The Greek maritime fuel company Aegean Marine, which is listed on the New York Stock Exchange, is confronted with the danger of having to register losses that could reach 200mn dollars.
There are rapid developments in the case, and the revelations of the new Board of the company regarding the practices of the former Board are shocking, and have mobilised US regulatory authorities. Fake transactions, inflated balance sheet data, and one-sided contracts of the company with businesses of the former main stockholder and founder of the company Dimitris Melissanidis are only some of the heavy charges that are being investigated through exhaustive audits by the new Board. The charges, if confirmed, can result in a lengthy jail sentence.
Recent developments have caused a flight of investors and a plunge in the price of Aegean Marine stock in the last 12 months. The price of the company’s stock fell from 4.45 dollars per share at the beginning of the year to one dollar today.
From these revelations – following the investigation conducted by the new Board of Aegean, which now includes independent members appointed by activist shareholders – there arise questions that bring to mind the recent revelations that harmed Folli Follie, caused turbulence in the banking system, and marred the country’s reputation.
As the Tradewinds website reported on 4 June, the company announced that it may have to register losses of 200mn dollars, as the accounting audit of the books revealed the possible adoption of unsuitable accounting practices, in violation of company policy.
The reasonable question
The Greek company noted that money is owed to it by four counterparties, which appear in the economic data of 31 December, 2017. About 172mn dollars were owed by counterparties at the end of 2016, and 85 million were owed at the end of 2017, as Tradewinds reported. Since the new Board noted that there is no economic substance in these transactions, the question reasonably arises whether these transactions were presented in order to illegally inflate the company’s balance sheet.

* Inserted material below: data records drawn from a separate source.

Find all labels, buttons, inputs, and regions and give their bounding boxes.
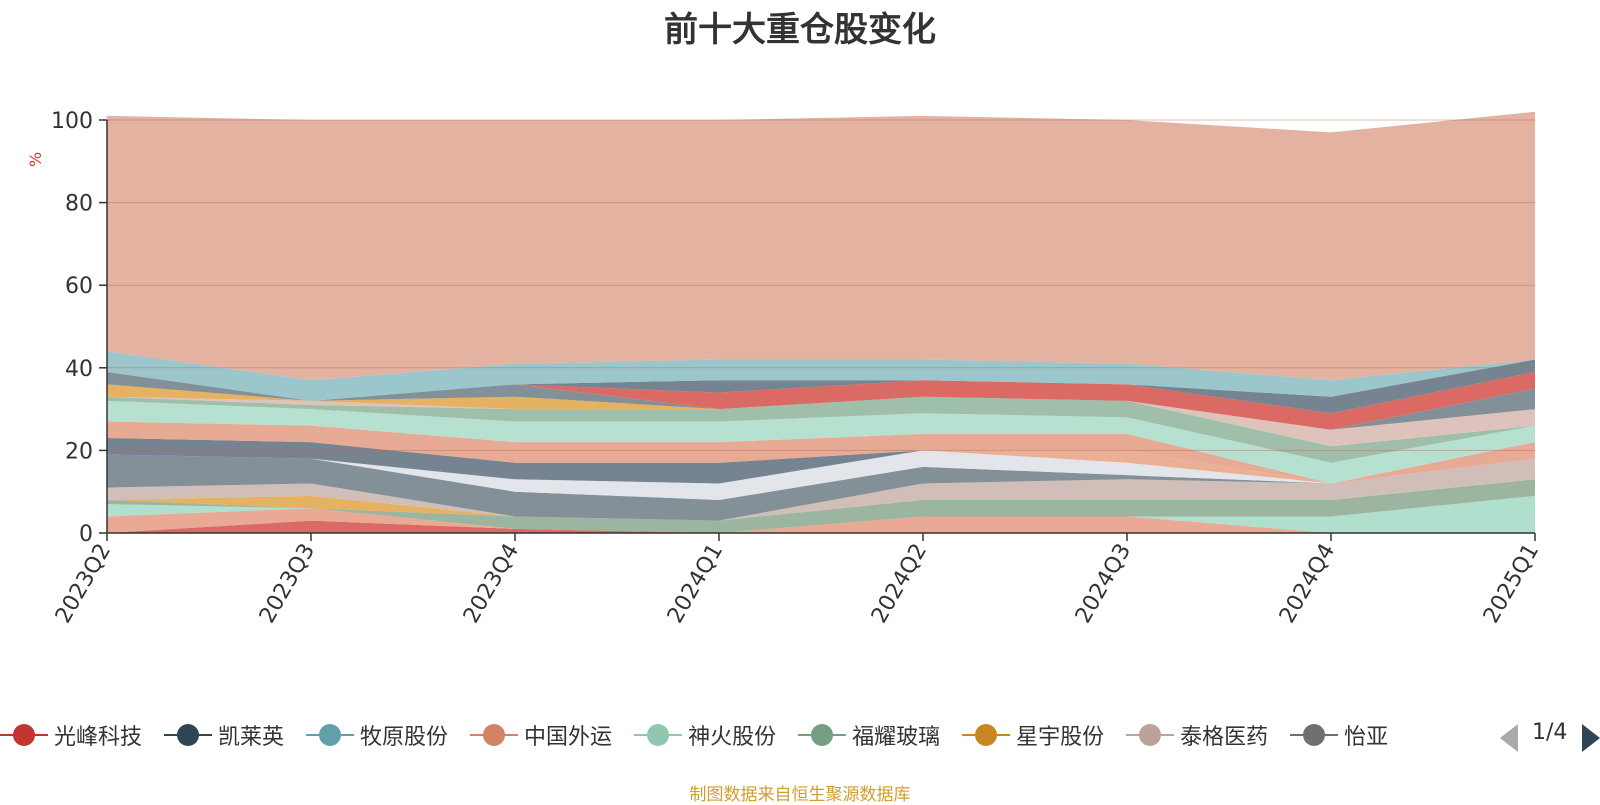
legend-pager: 1/4 xyxy=(1500,718,1600,752)
area-band-20 xyxy=(107,111,1535,381)
legend-marker-icon xyxy=(634,723,683,747)
y-tick-label: 80 xyxy=(65,192,93,217)
y-tick-label: 40 xyxy=(65,357,93,382)
y-tick-label: 0 xyxy=(79,522,93,547)
grid-lines xyxy=(107,119,1535,451)
x-tick-label: 2023Q3 xyxy=(255,540,320,628)
legend-label: 神火股份 xyxy=(688,725,777,750)
area-band-14 xyxy=(107,396,1535,447)
x-tick-label: 2024Q2 xyxy=(867,540,932,628)
y-tick-label: 100 xyxy=(51,109,93,134)
area-band-9 xyxy=(107,450,1535,484)
legend-label: 星宇股份 xyxy=(1016,725,1105,750)
area-band-1 xyxy=(107,520,1535,533)
legend-item[interactable]: 凯莱英 xyxy=(164,718,284,752)
legend-marker-icon xyxy=(962,723,1011,747)
legend-item[interactable]: 福耀玻璃 xyxy=(798,718,940,752)
x-tick-label: 2023Q4 xyxy=(459,540,524,628)
legend-prev-page-icon[interactable] xyxy=(1500,724,1518,752)
y-tick-label: 60 xyxy=(65,274,93,299)
legend-marker-icon xyxy=(798,723,847,747)
area-band-19 xyxy=(107,351,1535,401)
legend-label: 怡亚 xyxy=(1344,725,1389,750)
area-bands xyxy=(107,111,1535,533)
legend-item[interactable]: 光峰科技 xyxy=(0,718,142,752)
legend: 光峰科技 凯莱英 牧原股份 中国外运 神火股份 福耀玻璃 星宇股份 泰格医药 怡亚 xyxy=(0,718,1600,752)
legend-item[interactable]: 泰格医药 xyxy=(1126,718,1268,752)
x-tick-label: 2024Q1 xyxy=(663,540,728,628)
area-band-2 xyxy=(107,508,1535,533)
legend-item[interactable]: 怡亚 xyxy=(1290,718,1388,752)
legend-item[interactable]: 神火股份 xyxy=(634,718,776,752)
data-source-note: 制图数据来自恒生聚源数据库 xyxy=(689,785,911,805)
legend-marker-icon xyxy=(306,723,355,747)
legend-marker-icon xyxy=(470,723,519,747)
area-band-10 xyxy=(107,438,1535,484)
legend-label: 泰格医药 xyxy=(1180,725,1269,750)
area-band-4 xyxy=(107,479,1535,533)
legend-marker-icon xyxy=(1290,723,1339,747)
legend-items: 光峰科技 凯莱英 牧原股份 中国外运 神火股份 福耀玻璃 星宇股份 泰格医药 怡亚 xyxy=(0,718,1480,752)
chart-title: 前十大重仓股变化 xyxy=(664,10,936,50)
stacked-area-chart: 0 20 40 60 80 100 2023Q2 2023Q3 2023Q4 2024Q1 2024… xyxy=(51,109,1544,628)
legend-label: 凯莱英 xyxy=(218,725,285,750)
legend-label: 中国外运 xyxy=(524,725,613,750)
legend-item[interactable]: 牧原股份 xyxy=(306,718,448,752)
area-band-3 xyxy=(107,495,1535,533)
legend-label: 福耀玻璃 xyxy=(852,725,941,750)
x-tick-label: 2025Q1 xyxy=(1479,540,1544,628)
legend-item[interactable]: 中国外运 xyxy=(470,718,612,752)
x-tick-label: 2023Q2 xyxy=(51,540,116,628)
area-band-12 xyxy=(107,400,1535,484)
legend-item[interactable]: 星宇股份 xyxy=(962,718,1104,752)
legend-marker-icon xyxy=(0,723,48,747)
legend-marker-icon xyxy=(1126,723,1175,747)
legend-label: 牧原股份 xyxy=(360,725,449,750)
area-band-7 xyxy=(107,454,1535,521)
area-band-6 xyxy=(107,458,1535,521)
area-band-17 xyxy=(107,371,1535,430)
area-band-11 xyxy=(107,421,1535,484)
x-tick-label: 2024Q3 xyxy=(1071,540,1136,628)
y-tick-label: 20 xyxy=(65,439,93,464)
legend-next-page-icon[interactable] xyxy=(1582,724,1600,752)
legend-page-indicator: 1/4 xyxy=(1532,720,1568,745)
area-band-13 xyxy=(107,396,1535,463)
area-band-8 xyxy=(107,450,1535,500)
legend-label: 光峰科技 xyxy=(54,725,143,750)
legend-marker-icon xyxy=(164,723,213,747)
x-tick-label: 2024Q4 xyxy=(1275,540,1340,628)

It should be noted that Mr. Melissanidis sold his 22.5 percent stake in the same company in August, 2016, for 100mn dollars. The valuation of the company increased after that transaction, and Melissanidis may possibly have benefited.
Probe of transactions
The new independent members of the Board, along with accountants and auditors, say they are investigating a number of other transactions that benefited Aegean Marine founder Melissanidis, at the expense of company stockholders.
There were high rents and service charges for the company’s central offices in Piraeus, which belong to Mr. Melissanidis. There was high compensation for company employees who were close to Melissanidis.
There were contracts and transactions of Aegean Marine with companies that belonged to Melissanidis, such as HEC, Aegean Oil, and Aegean Shipping Management, which unjustifiably benefited Melissanidis. One such example are the contracts between Aegean Marine Petroleum and Aegean Oil, a private company controlled by Melissanidis.
The new Board has stated that it has informed the US Justice Department and the Security and Exchange Commission, due to the seriousness of the issues. In the past, US authorities have imposed multi-year jail sentences and high fines for similar violations.
The HEC buyout that was never completed
The probe of Aegean Marine began shortly after the termination by the company of a consultancy agreement with Melissanidis, its founder and former owner, who today also owns HEC Europe, as Tradewinds reported.
Just a few days ago Platts, a company that provides information and prices on energy and commodities, announced that Aegean Marine missed the 30 April deadline for submitting its 2017 annual report to the SEC, and noted that an important shift in results from last year is expected, and that more time is needed to study the logistical data.
The troubles for Aegean began when the company attempted to buy a marine waste management company, HEC, for 367mn dollars. The controversial agreement, as it was described by international media, did not go forward, because the 27 March deadline set by the contracts was not met, due to a legal dispute.
On 14 March, New York Federal Judge Loretta Preska issued a temporary injunction blocking Aegean Marine’s buyout of HEC.
The judge stated that the transaction with Mr. Melissanidis was improper, as there was no effort for shareholders to vote on it, and because it was scheduled to happen before the company shareholders’ annual meeting.